6月になった。今年ももう半分近く過ぎてしまったことに驚く。月日が経つのが余りにも早い。
6月と言えば梅雨と雨に濡れる紫陽花が思い浮かぶ。ほかには…
そう、自分の好きな詩の題名も「六月」だった。
「六 月」
どこかに美しい村はないか
一日の仕事の終りには一杯の黒麦酒
鍬を立てかけ 籠を置き
男も女も大きなジョッキをかたむける
どこかに美しい街はないか
食べられる実をつけた街路樹が
どこまでも続き すみれいろした夕暮は
若者のやさしいさざめきで満ち満ちる
どこかに美しい人と人との力はないか
同じ時代をともに生きる
したしさとおかしさとそうして怒りが
鋭い力となって たちあらわれる
『茨木のり子詩集』より引用
中学か高校の教科書に載っていたのだと思う。茨木のり子さんの詩は、平易な言葉で感受性に富んでいるだけでなく、鋭い社会批判も盛り込んでいる。
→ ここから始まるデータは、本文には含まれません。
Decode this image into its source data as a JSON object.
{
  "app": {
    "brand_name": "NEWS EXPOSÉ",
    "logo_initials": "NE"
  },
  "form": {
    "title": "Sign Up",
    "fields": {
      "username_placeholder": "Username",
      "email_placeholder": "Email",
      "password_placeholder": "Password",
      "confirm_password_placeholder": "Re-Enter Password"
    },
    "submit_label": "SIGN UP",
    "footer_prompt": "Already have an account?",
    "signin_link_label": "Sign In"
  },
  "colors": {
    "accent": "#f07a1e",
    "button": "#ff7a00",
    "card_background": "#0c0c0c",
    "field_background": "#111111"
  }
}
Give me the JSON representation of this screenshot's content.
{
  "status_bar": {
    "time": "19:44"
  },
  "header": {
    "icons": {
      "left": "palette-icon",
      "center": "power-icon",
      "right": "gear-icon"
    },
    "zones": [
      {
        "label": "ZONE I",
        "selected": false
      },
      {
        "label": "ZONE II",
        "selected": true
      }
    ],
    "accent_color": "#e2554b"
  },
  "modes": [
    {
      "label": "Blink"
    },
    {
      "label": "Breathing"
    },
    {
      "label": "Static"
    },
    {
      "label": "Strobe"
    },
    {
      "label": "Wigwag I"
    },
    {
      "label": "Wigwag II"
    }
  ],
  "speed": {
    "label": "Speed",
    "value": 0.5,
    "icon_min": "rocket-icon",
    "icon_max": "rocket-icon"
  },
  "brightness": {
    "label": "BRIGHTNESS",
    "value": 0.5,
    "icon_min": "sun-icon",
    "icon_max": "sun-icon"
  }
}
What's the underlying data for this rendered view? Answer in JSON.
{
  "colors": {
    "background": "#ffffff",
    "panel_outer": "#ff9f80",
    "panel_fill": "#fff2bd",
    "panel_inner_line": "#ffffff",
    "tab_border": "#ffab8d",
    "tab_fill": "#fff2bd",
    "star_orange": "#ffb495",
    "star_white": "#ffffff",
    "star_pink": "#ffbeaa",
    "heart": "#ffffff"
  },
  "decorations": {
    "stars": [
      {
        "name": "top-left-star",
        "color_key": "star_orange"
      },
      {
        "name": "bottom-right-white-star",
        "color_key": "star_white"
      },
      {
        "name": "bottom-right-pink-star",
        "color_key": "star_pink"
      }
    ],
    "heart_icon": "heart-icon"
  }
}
「六月」の第1連(初めてこの言葉を使います😂)はドイツあたりにありそうな農村の力強い労働讃歌で、素朴で清々しい情景が思い浮かぶ。黒ビールのジョッキを酌み交わす姿が絵になりそうだ。
第3連は多分作者の一番言いたいところで、同じ時代を共に生きる、人と人の共感への想いが強く伝わる。
自分が一番好きなのは第2連で、すみれ色の夕暮れにさんざめく美しい街と人々の景色は、最初に読んだ時から心がときめいた。
H.G.ウェルズの「塀についたドア」(白壁の緑の扉」)にも似た、現実にはない別の世界への憧憬である。
ただ、自分の読み方はこの詩の本来のテーマからは離れているのかもしれない。
第2連は、この詩の流れの中で異質な気がするが、
- 1連 素朴な人と人との共感
- 2連 美しいものへの憧れと共感
- 3連 時代を見つめる共感の眼差し
というような組み立てであれば理解できそうな気がする。
冒頭の絵は第2連から連想したイメージだが、もっと明るい、爽やかで心が浮き立つ感じを描きたかった…想像力と描写力が乏しいのでうまく描けない😢。
詩に戻ると、6月は雨のイメージが強いが、この詩で謳われている「六月」は、梅雨の日本ではない、すがすがしく不思議な爽やかさや憧憬が溢れる季節のように感じられる。それが何だかとても不思議だ。